2. Part time work, version 2. Work continuously, but with 1/2 hours each day. I see no way to make this work -- how would you work only in the AM or PM? Or removing all call, which seems unfair to others and being on call is a curricular element -- you learn things on call that you just won't learn elsewhere. This seems more unworkable. The only way I can imagine this is with buddy call -- resident is paired with other residents who are assigned to the same role, so that when the resident becomes too tired, the other resident takes over. But how is this fair to me, the employer? I have to hire two people to do the job that one will usually do. That doesn't seem reasonable to me.
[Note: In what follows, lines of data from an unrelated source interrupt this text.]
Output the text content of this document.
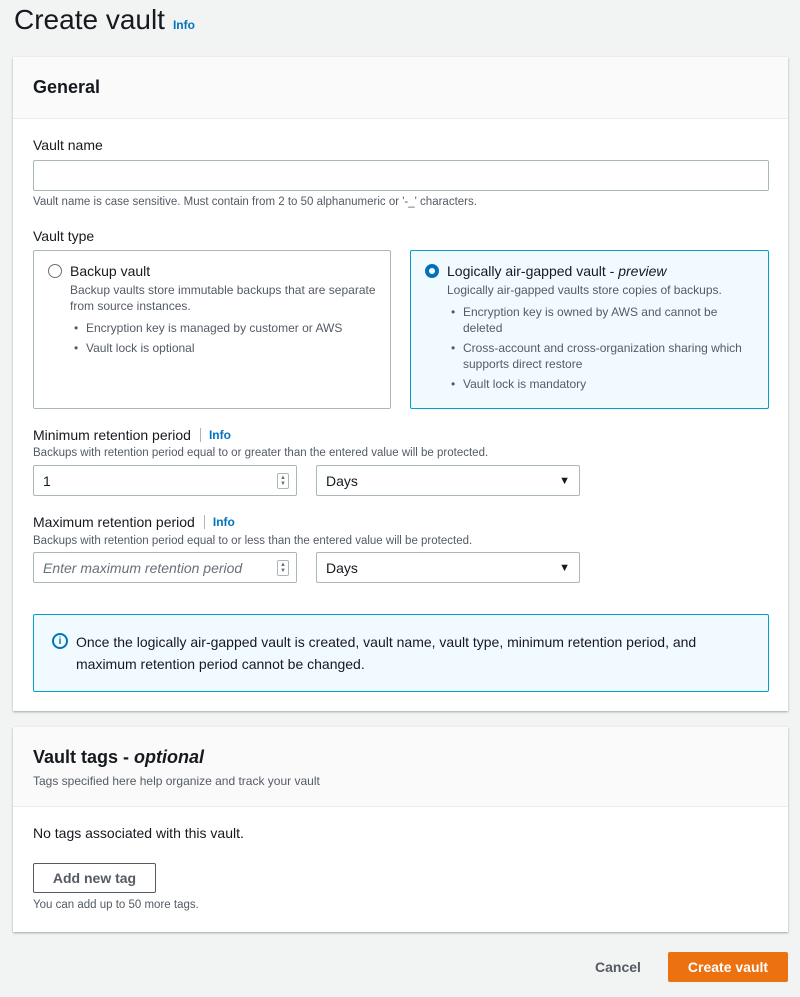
Create vault Info
General
Vault name
Vault name is case sensitive. Must contain from 2 to 50 alphanumeric or '-_' characters.
Vault type
Backup vault
Backup vaults store immutable backups that are separate from source instances.
• Encryption key is managed by customer or AWS
• Vault lock is optional
Logically air-gapped vault - preview
Logically air-gapped vaults store copies of backups.
• Encryption key is owned by AWS and cannot be deleted
• Cross-account and cross-organization sharing which supports direct restore
• Vault lock is mandatory
Minimum retention period Info
Backups with retention period equal to or greater than the entered value will be protected.
1
▲
▼	Days	▼
Maximum retention period Info
Backups with retention period equal to or less than the entered value will be protected.
Enter maximum retention period
▲
▼	Days	▼
i	Once the logically air-gapped vault is created, vault name, vault type, minimum retention period, and maximum retention period cannot be changed.
Vault tags - optional
Tags specified here help organize and track your vault
No tags associated with this vault.
Add new tag
You can add up to 50 more tags.
Cancel	Create vault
3. Changed curriculum -- remove all the "busy" months. Train only in outpatient clinics. This usually runs into board/RRC rule problems. Plus, does this really train people well? Or will docs like this end up missing serious problems, because they won't see them? (This is usually my main problem with outpatient NP/PA's, they are great at managing HTN/DM/etc, but end up missing the headache that is GCA or a bleed, because they don't think of it, because they have never seen it).

So, what do I do? It seems unfair to her that she can't finish her training, because it seems (again, from the one sided story) that it would be possible. But it seems unfair to me to change the entire job description just to fit her physiology, and many of the solutions would adversely affect her colleagues.

I am all ears.


I have heard of a couple instances of job sharing residents like in option 1. I think in one case it was in psychiatry and another like family med. I suspect that while it wouldn't be easy to find two residents for this, it might not be as difficult as you suspect. In one of the above cases one wanted it for health reasons,the other for family. It might even be possible to get a husband and wife couple who want this.

I agree the other two options don't seem feasible or effective.